Évitons le piège le 26 mai, votons François-Xavier Bellamy..

On aimerait tellement nous faire croire que dimanche, les deux seuls choix possibles seront la liste LREM et celle du Rassemblement National.

En votant LREM, on voterait pour soutenir le chef de l’Etat, faire barrage aux nationalistes, et continuer à élargir cette Union européenne qui convient bien à
ceux qui réussissent.

En votant RN, on voterait contre cette Europe des normes et des règlements, on affaiblirait le chef de l’Etat et on ferait entendre la voix des oubliés de la mondialisation.

En réalité, tous ceux qui voteront pour l’une ou l’autre de ces listes – ils sont nombreux si l’on en croit les sondages – ne feront qu’alimenter ce nouveau système dualiste dans lequel et la République en Marche, et le Rassemblement national voient leur avantage. L’un pour s’installer en unique parti d’opposition, l’autre pour se poser en sauveur face aux nationalismes et à ceux qui les nourrissent. Ceux qui prétendaient casser le système sont en train de le reconstituer à leur avantage. Ceux qui ont dit stop à l’UMPS ont créé LaRN.

L’élection de dimanche est au contraire l’occasion d’envoyer un message exigeant et fort aux institutions européennes et à l’Etat français.

L’occasion d’affirmer une position médiane, équilibrée, sans doute plus complexe à faire entendre à l’heure de la caricature et de l’hyper médiatisation, mais fondamentalement plus porteuse d’avenir. De cette position équilibrée, on peut souligner trois points

1. Entre l’Europe en marche arrière du RN et l’Europe qui continue à accélérer sans savoir où elle va de LREM, nous faisons le choix d’une Europe qui se pose, d’une Europe qui préfère l’approfondissement de ses relations entre pays à l’élargissement à de nouveaux États.

2. Entre l’Europe du RN qui ne propose comme perspective que le nationalisme et le repli sur soi, et l’Europe de LREM qui se dilue à en perdre son identité, nous proposons une Europe qui sait où elle va parce qu’elle affirme d’où elle vient, de l’Antiquité grecque et romaine en passant par la chrétienté et les Lumières.

3. Entre l’Europe du RN qui méprise les enjeux écologiques et climatiques, et celle de LREM qui verdit son discours à mesure qu’elle perd des points dans les sondages, nous faisons le choix d’une Europe qui s’empare des grands enjeux écologiques et climatiques, sans hypocrisie et sans idéologie.
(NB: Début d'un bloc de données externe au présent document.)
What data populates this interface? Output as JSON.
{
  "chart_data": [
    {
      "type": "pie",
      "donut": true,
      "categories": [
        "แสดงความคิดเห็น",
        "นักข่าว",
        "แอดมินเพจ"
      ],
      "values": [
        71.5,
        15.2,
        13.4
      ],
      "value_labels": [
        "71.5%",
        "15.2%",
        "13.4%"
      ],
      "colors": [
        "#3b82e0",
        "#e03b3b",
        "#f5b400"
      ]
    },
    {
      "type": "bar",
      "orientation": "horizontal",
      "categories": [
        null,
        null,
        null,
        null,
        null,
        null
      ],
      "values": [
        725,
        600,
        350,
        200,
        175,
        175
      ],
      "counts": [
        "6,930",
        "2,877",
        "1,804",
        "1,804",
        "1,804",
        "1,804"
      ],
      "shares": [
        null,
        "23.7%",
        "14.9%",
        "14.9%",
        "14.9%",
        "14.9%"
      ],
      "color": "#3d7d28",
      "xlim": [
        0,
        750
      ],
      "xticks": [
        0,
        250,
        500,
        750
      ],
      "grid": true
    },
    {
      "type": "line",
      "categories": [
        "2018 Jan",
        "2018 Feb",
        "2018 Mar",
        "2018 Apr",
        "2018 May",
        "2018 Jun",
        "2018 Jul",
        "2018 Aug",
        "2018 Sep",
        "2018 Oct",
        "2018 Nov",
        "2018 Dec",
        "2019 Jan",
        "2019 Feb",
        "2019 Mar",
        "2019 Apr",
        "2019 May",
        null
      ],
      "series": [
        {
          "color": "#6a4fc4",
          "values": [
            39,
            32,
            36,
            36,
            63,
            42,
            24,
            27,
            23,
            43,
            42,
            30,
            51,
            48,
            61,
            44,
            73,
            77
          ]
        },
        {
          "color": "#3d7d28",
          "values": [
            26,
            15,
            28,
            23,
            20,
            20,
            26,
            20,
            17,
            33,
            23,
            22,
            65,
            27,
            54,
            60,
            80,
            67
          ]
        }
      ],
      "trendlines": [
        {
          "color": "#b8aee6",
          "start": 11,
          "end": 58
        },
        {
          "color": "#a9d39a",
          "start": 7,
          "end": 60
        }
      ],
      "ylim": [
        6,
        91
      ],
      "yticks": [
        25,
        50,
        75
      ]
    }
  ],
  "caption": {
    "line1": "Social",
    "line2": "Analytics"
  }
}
Une Europe réaliste et ambitieuse capable de repenser nos filières économiques pour éviter que les poissons pêchés sur les côtes européennes ne soient conditionnés en Chine avant de revenir dans nos assiettes, en ayant parcouru des milliers de kilomètres.

Le 26 mai, en votant pour François-Xavier Bellamy, nous affirmerons qu’une troisième voix existe, et que nous n’entendons pas être les otages du duel entre progressisme auto-déclaré et nationalisme étriqué. En votant François-Xavier Bellamy, nous ferons le choix de la clarté et de l’authenticité, face au cynisme des uns et aux incohérences des autres.